After a fatal shooting forced its staff to withdraw from a distribution centre in southern Somalia, the United Nations World Food Programme (WFP) appealed today to leaders and militias throughout the faction-torn country to grant access and protection to aid agencies helping 1.4 million victims of a worsening drought emergency.

After a fatal shooting forced its staff to withdraw from a distribution centre in southern Somalia, the United Nations World Food Programme (WFP) appealed today to leaders and militias throughout the faction-torn country to grant access and protection to aid agencies helping 1.4 million victims of a worsening drought emergency.

“Continued insecurity and interruptions to assistance have the potential to kill thousands of Somalis, as surely as bombs and bullets,” WFP country director Zlatan Milisic said of Tuesday’s fire-fight between two militias at the distribution centre where agency-contracted trucks were unloading food.

“Targeting humanitarian assistance is totally unacceptable. It is callous and violates all international humanitarian principles. Humanitarian agencies cannot operate where assistance is being targeted. We are already seriously challenged by the logistics of this mission and shouldn’t have to watch our backs as well. We rely on Somali leaders to guarantee the safety of humanitarian workers and cargo,” he added.

The trucks were being unloaded in Salagle village in Sakow district when two local militias exchanged gunfire. At least one local person was killed and several others were wounded. The distribution was stopped and WFP staff withdrew.

It was but the latest act hindering humanitarian operations in Somalia, where overall a total of 2.1 million people urgently need food aid and other support this year, causing unnecessary suffering, particularly to the most vulnerable - women and children – WFP said.

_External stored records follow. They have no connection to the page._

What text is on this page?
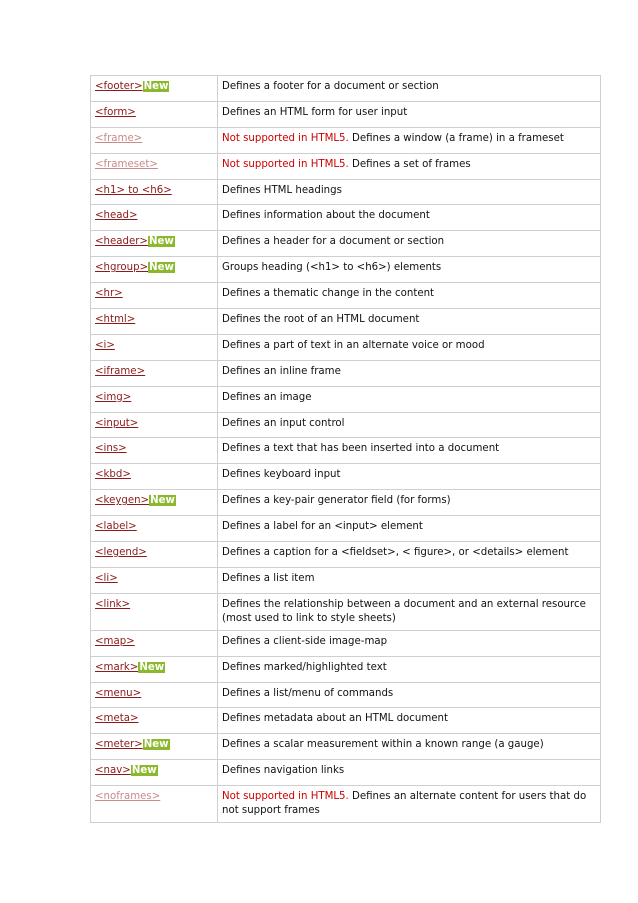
<footer>New	Defines a footer for a document or section
<form>	Defines an HTML form for user input
<frame>	Not supported in HTML5. Defines a window (a frame) in a frameset
<frameset>	Not supported in HTML5. Defines a set of frames
<h1> to <h6>	Defines HTML headings
<head>	Defines information about the document
<header>New	Defines a header for a document or section
<hgroup>New	Groups heading (<h1> to <h6>) elements
<hr>	Defines a thematic change in the content
<html>	Defines the root of an HTML document
<i>	Defines a part of text in an alternate voice or mood
<iframe>	Defines an inline frame
<img>	Defines an image
<input>	Defines an input control
<ins>	Defines a text that has been inserted into a document
<kbd>	Defines keyboard input
<keygen>New	Defines a key-pair generator field (for forms)
<label>	Defines a label for an <input> element
<legend>	Defines a caption for a <fieldset>, < figure>, or <details> element
<li>	Defines a list item
<link>	Defines the relationship between a document and an external resource (most used to link to style sheets)
<map>	Defines a client-side image-map
<mark>New	Defines marked/highlighted text
<menu>	Defines a list/menu of commands
<meta>	Defines metadata about an HTML document
<meter>New	Defines a scalar measurement within a known range (a gauge)
<nav>New	Defines navigation links
<noframes>	Not supported in HTML5. Defines an alternate content for users that do not support frames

A UN Children’s Fund (UNICEF) staff member was abducted in southern Somalia on 1 March and released 30 hours later. On 13 March, a WFP-chartered ship managed to escape during a gun attack by pirates a few hours after unloading WFP food at Merka.

A spate of ship hijackings off the coast in 2005, including the detention of two WFP-contracted ships, has slashed ocean transport to the country and forced WFP to use costlier overland routes to transport food from the port of Mombasa in Kenya.

Since mid-February, WFP has distributed 7,700 metric tons of food to 470,000 people in southern Somalia. An additional 10,000 tons of WFP food aid for 600,000 people is currently in the country and being transported for distribution.

WFP has so far received only $73 million out of the $130 million it needs to feed 1 million people in the south this year. Another 400,000 people in the south will be fed by the non-governmental organization, CARE.